Hal tersebut lantaran beberapa waktu lalu Kades Baleadi, Suhardi, turut diperiksa KPK buntut kasus jual beli jabatan perangkat desa pada awal 2026.
Ketua Komisi A DPRD Pati, Narso, menyayangkan penilain tersebut pasalnya Kades Baleadi, Suhardi, sempat diperiksa KPK buntut kasus jual beli jabatan perangkat desa pada awal 2026.
“Mestinya inspektorat bisa mengevaluasi, kemarin itu penilaian kan dari inspektorat, jadi harapannya harus dievaluasi.

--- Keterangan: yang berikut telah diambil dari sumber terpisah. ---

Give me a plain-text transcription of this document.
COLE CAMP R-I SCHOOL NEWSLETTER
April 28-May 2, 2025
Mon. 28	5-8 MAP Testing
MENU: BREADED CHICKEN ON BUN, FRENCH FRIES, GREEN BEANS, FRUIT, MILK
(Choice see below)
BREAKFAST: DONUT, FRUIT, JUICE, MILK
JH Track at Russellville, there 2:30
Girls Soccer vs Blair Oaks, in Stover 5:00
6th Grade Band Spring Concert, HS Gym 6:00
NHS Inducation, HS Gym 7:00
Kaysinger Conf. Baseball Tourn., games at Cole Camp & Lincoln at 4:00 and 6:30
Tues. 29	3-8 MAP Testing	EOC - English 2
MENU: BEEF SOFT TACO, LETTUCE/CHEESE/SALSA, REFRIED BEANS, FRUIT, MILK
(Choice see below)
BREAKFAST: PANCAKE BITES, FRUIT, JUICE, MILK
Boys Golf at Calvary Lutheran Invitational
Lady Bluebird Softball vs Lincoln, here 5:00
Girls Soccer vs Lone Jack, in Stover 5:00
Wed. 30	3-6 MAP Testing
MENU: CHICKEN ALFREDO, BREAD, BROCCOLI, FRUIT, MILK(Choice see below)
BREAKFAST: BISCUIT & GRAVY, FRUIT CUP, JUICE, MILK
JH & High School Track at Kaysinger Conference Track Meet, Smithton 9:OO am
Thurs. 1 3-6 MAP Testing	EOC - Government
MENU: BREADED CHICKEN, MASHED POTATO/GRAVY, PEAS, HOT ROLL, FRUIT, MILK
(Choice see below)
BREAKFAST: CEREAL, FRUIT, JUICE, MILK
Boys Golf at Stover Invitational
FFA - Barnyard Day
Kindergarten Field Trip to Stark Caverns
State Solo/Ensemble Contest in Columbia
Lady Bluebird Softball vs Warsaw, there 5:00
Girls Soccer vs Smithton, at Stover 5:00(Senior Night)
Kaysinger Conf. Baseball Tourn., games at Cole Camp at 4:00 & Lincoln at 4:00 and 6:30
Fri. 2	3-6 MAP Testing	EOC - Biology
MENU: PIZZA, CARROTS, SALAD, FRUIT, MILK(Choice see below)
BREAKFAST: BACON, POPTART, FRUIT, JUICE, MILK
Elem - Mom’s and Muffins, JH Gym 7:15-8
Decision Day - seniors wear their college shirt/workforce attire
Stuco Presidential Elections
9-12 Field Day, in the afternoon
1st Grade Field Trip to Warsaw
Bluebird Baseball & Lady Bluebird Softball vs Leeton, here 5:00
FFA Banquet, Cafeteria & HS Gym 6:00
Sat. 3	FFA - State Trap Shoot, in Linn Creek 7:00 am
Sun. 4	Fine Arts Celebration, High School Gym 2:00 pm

Nanti kita akan koordinasi secara kelembagaan,” ujarnya, Selasa, 21 April 2026.
Kendati demikian, Narso cukup memaklumi mengingat penghargaan ini adalah kinerja tahun 2025. Sedangkan pemeriksaan Kades Baleadi oleh KPK terjadi di tahun 2026.
“Mestinya sebelum diberikan penghargaan perlu dievaluasi. Karena penilaian kemarin kan untuk tahun 2025, tapi dikemudian hari ditemukan tanda kutip hal-hal yang bisa merusak integritas,” tandasnya.